Most efficient method to search text?

Thu Oct 17 18:25:08 EDT 2002

On Thu, 17 Oct 2002 11:14:09 GMT, Michael Hudson <mwh at python.net> wrote:

>Tim Peters <tim.one at comcast.net> writes:
>
>> Especially for purposes of building lexers, it might be useful if the re
>> package could recognize when a DFA approach was sufficient and practical,
>> and switch to a different scheme entirely then.  Or it might not.  Build
>> code to try it both ways, and let us know how it turns out ...
>
>Indeed, my code canes re when the wordlist gets long.  Here's some

If this is easy to add to your test harness, I'd be interested to see what
this search does in comparison, with the longer word lists (it's probably
faster than has_word.py that I posted elsewhere, depending on relative lengths
of word lists and strings, and internal vs external looping and allocation.

====================

# __PyPAN_Py word_is_in.py -- Check if at least one word in list is in string.
def word_is_in(
    wordlist,   # ['word', 'word2', 'etc']
    aString,    # string to find words in
    trans = ''.join([c.isalnum() and c or ' ' for c in map(chr,range(256))])
):
    """
    Search for any of a list of words in a string and return 1 if any found, else 0.
    """
    word_dict = dict(zip(wordlist,wordlist))
    for w in aString.translate(trans).split():
        if w in word_dict: return 1
    return 0
# __PyPAN__

====================
The trans table treats anything non-alphanumeric as word delimiter. You could mess with that.
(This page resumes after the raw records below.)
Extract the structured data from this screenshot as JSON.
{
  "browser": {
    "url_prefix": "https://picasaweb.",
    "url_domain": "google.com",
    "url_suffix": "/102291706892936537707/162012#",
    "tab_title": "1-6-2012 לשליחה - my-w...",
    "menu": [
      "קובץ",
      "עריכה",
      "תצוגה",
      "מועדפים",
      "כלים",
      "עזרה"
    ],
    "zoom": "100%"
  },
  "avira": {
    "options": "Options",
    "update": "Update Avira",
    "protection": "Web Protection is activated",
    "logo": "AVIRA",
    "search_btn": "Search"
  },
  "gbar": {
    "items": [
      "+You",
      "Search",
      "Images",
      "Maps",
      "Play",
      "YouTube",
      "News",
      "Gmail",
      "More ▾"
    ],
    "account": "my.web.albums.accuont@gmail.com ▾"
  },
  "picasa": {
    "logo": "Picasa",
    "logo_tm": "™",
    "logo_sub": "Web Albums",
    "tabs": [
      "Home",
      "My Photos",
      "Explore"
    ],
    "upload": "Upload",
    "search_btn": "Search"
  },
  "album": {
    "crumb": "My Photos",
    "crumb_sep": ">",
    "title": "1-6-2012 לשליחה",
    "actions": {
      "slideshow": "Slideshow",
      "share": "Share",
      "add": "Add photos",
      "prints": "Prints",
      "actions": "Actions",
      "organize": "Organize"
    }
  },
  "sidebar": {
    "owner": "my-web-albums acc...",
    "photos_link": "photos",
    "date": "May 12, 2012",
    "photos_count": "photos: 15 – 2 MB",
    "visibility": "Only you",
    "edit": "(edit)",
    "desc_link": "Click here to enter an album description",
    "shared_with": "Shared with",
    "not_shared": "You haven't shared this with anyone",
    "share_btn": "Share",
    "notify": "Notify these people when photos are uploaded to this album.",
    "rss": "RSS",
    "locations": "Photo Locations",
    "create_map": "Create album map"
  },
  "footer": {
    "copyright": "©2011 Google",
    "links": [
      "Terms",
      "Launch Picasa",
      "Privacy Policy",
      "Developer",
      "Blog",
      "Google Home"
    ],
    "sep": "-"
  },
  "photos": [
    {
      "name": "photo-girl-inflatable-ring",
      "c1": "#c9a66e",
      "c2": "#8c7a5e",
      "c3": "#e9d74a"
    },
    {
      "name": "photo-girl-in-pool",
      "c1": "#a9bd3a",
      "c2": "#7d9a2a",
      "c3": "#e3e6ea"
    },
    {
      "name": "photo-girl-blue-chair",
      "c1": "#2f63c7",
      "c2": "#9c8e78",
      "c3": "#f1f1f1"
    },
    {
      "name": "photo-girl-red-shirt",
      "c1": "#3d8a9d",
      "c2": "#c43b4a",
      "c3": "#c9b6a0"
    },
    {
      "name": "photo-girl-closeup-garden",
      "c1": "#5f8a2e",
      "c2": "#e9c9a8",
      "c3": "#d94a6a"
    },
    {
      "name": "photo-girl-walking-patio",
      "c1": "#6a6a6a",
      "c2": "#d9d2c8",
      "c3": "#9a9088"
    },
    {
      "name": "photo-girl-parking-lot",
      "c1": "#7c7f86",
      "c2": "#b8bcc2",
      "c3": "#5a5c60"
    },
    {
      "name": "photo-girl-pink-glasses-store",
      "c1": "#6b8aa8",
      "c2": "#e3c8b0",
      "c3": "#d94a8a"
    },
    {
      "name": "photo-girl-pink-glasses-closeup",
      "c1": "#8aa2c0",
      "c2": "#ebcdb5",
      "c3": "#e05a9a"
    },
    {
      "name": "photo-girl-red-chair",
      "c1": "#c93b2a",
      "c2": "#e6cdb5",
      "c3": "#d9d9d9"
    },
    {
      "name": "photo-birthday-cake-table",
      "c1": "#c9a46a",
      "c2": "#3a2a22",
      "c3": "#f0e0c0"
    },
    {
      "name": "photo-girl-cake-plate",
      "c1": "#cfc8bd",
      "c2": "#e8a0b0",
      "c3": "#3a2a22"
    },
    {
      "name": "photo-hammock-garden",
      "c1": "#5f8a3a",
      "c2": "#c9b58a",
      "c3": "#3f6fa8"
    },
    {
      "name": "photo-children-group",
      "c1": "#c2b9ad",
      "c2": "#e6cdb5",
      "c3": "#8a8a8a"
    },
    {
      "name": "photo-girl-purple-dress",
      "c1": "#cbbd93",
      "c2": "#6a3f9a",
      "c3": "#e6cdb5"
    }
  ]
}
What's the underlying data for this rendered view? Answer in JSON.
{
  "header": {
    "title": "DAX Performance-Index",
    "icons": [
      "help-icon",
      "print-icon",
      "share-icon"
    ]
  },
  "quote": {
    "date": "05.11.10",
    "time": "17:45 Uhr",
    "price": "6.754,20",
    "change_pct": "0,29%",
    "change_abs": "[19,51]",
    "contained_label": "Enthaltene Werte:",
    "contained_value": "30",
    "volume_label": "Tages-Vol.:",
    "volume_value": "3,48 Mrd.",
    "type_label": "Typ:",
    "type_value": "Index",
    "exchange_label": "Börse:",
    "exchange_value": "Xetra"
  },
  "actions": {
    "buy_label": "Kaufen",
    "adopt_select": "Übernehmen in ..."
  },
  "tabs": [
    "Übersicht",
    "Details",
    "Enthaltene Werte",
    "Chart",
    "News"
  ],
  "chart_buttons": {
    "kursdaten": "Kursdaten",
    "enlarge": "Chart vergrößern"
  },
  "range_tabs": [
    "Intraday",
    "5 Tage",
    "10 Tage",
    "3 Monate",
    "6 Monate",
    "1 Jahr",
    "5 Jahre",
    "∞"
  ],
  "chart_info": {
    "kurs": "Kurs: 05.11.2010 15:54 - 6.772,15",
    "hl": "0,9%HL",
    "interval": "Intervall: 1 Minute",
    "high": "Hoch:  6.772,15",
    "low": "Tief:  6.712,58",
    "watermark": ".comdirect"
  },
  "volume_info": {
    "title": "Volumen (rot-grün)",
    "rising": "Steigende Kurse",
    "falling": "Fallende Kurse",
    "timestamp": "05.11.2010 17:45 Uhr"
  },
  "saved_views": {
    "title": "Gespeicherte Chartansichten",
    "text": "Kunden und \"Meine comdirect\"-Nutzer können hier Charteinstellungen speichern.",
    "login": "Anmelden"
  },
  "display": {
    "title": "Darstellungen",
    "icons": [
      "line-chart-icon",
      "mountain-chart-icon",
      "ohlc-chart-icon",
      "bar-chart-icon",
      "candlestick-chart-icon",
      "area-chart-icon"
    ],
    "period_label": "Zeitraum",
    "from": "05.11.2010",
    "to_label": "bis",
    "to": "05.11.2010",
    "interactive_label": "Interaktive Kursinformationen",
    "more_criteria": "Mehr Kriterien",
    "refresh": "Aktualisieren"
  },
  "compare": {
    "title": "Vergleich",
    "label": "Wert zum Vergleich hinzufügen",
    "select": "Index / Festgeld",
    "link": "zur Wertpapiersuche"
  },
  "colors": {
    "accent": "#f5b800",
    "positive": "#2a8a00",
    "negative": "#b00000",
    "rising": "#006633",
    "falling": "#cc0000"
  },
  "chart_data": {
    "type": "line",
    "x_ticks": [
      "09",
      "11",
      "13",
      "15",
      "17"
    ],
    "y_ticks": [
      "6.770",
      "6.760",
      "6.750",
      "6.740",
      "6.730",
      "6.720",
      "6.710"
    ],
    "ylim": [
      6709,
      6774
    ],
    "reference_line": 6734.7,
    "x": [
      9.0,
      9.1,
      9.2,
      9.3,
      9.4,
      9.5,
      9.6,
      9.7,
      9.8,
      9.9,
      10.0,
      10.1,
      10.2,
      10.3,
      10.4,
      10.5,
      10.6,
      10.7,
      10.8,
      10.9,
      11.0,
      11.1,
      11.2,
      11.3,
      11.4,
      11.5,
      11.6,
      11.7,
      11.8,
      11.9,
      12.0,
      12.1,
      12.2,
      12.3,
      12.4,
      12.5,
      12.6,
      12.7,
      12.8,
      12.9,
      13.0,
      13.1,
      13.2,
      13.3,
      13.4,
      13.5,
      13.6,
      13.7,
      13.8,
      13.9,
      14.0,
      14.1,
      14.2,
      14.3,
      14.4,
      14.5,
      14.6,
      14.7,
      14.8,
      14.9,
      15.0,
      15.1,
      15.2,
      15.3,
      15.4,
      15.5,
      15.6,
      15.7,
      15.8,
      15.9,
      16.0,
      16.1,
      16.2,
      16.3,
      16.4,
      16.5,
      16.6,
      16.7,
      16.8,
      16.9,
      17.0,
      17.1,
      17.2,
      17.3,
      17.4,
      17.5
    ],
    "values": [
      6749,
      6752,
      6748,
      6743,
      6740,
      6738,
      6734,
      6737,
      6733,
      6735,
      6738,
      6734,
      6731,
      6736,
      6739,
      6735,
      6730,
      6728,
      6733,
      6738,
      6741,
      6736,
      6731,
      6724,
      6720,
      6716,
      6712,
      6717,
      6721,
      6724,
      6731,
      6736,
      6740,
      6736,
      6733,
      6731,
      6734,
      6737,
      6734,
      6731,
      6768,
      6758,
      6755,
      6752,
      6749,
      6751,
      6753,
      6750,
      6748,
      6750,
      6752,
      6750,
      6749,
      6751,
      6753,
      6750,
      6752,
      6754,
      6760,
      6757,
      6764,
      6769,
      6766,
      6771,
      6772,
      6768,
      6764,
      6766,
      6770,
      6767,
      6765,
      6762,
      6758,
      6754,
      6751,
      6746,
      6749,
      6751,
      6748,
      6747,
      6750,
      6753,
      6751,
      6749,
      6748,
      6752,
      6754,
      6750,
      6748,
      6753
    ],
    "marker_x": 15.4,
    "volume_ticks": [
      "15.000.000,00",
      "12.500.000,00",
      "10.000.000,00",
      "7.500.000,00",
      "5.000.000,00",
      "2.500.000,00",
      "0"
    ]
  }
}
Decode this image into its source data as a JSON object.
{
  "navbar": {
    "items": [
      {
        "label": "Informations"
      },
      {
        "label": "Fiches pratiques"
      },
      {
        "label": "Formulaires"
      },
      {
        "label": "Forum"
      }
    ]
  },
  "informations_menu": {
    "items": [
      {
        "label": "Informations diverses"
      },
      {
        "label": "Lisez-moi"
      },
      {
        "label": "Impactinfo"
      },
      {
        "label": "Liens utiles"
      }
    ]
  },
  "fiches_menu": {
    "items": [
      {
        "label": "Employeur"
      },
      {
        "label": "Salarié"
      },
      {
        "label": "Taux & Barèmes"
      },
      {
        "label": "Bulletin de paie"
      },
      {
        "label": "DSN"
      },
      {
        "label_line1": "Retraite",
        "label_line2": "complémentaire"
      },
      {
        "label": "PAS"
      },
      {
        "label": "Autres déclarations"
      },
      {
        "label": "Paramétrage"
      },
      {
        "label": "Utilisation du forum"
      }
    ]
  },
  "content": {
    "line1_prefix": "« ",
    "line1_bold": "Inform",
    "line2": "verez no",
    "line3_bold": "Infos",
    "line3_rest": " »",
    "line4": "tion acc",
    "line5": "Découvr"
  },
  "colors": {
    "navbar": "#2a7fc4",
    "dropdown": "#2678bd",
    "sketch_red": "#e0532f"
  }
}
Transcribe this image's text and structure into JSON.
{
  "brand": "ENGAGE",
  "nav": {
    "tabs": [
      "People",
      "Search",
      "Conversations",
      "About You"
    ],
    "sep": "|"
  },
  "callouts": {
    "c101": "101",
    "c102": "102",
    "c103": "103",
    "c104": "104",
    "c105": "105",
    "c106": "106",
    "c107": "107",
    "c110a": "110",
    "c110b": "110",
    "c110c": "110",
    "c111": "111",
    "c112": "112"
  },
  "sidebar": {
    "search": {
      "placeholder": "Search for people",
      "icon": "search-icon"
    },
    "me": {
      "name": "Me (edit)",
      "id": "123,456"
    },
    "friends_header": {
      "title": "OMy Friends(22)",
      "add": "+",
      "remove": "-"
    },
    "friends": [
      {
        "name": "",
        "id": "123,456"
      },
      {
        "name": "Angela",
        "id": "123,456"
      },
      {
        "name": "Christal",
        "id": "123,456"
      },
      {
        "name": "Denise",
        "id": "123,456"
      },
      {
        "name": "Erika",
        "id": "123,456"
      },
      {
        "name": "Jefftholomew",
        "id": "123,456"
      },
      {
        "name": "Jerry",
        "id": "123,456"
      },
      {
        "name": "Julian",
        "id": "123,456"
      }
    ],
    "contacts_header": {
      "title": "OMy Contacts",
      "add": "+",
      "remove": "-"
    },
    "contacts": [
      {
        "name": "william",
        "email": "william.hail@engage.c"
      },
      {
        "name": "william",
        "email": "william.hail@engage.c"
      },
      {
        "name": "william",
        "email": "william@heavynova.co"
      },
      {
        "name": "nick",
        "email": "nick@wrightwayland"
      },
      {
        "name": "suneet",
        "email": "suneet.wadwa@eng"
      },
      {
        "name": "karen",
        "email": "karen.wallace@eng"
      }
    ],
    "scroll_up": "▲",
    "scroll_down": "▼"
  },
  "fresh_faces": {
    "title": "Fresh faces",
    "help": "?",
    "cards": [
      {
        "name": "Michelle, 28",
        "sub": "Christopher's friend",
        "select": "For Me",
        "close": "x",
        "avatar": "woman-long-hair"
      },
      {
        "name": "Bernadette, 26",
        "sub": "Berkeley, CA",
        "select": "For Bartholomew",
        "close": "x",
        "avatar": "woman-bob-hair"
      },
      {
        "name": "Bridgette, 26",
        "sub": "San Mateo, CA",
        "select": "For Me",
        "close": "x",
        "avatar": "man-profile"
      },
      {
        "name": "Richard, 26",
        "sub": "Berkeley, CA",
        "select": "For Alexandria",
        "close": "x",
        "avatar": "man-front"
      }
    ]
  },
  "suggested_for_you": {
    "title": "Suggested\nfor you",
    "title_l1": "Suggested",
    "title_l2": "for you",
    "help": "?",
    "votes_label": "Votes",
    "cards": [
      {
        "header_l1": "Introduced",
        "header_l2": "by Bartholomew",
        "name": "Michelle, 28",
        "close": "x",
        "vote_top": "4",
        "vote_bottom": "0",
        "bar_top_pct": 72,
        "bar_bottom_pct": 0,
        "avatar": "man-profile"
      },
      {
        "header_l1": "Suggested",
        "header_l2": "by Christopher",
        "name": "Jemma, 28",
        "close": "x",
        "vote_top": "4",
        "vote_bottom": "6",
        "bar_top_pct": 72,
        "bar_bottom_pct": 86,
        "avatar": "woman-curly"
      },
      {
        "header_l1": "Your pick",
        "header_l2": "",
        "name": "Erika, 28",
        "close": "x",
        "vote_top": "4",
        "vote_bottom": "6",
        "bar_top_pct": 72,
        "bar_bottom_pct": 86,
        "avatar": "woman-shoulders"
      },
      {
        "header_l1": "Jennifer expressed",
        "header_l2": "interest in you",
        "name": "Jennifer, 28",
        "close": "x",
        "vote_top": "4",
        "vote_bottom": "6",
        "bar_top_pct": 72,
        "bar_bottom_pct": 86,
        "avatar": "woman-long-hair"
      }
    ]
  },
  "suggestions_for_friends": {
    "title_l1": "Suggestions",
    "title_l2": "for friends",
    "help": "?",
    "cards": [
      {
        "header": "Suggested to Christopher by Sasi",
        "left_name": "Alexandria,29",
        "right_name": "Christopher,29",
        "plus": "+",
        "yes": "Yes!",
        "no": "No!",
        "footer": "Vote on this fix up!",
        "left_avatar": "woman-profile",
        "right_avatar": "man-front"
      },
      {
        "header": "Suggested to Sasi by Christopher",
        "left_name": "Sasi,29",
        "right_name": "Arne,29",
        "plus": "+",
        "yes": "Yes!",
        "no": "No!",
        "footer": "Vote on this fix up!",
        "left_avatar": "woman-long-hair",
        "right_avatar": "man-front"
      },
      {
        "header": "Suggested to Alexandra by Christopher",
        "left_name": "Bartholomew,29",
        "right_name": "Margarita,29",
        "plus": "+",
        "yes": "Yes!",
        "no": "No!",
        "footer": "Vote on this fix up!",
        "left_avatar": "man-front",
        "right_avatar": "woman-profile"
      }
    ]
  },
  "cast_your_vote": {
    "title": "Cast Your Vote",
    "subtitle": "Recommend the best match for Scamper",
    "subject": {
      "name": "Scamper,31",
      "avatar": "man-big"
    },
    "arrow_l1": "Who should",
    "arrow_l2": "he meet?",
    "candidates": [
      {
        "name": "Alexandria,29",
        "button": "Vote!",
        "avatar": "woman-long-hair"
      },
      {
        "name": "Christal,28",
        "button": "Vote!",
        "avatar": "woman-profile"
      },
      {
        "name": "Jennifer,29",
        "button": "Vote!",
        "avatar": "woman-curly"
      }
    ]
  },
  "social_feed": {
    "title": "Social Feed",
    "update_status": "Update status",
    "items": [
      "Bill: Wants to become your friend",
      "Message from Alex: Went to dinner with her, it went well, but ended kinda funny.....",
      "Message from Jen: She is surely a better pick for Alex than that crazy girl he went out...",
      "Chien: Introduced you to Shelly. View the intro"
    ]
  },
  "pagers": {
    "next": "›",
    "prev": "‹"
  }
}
You could write a fast C function to take advantage of not having actually to do
the translate and split, but instead just finding the successive tokens and checking
for them in the word_dict. For searching large files, this would help with memory use
as well as speed.

BTW, a split method for strings that would do a pre-translate could be useful.
You could specify by way of a character filter function like isalnum, which would
be used like for the trans argument above, but a builtin str.splitcs(character_set_filter)
would recognize references to its own standard methods (e.g., isalnum) and use cached
info instead of building it each time. Alternatively, a string could be assumed to imply
'['+the_string+']+' as a findall regex.

>numbers (do_comp(n) builds a list of n words composed of ten random
>ascii characters and searches the Python standard library for them
>using first my code, then a re-based approach):
>
>>>> import robin
>>>> robin.do_comp(10)
>2.275832057
>0.317215919495
>>>> robin.do_comp(100)
>2.2694439888
>0.980538964272
>>>> robin.do_comp(1000)
>2.36677598953
>8.53031408787
>>>> robin.do_comp(2000)
>2.34253299236
>16.9222760201
>
>So roughly linear behaviour from re, n-independent behaviour from my
>code.  Isn't it nice when things do what you expect?
>
>On the other hand, the "compiler" code I posted yesterday consumes
>vast gobs of memory -- trying to compile a 10000 long list of random
>words got the OOM killer into action.  A version using lists seems
>slightly better in this respect, though slower in execution.
>

Regards,
Bengt Richter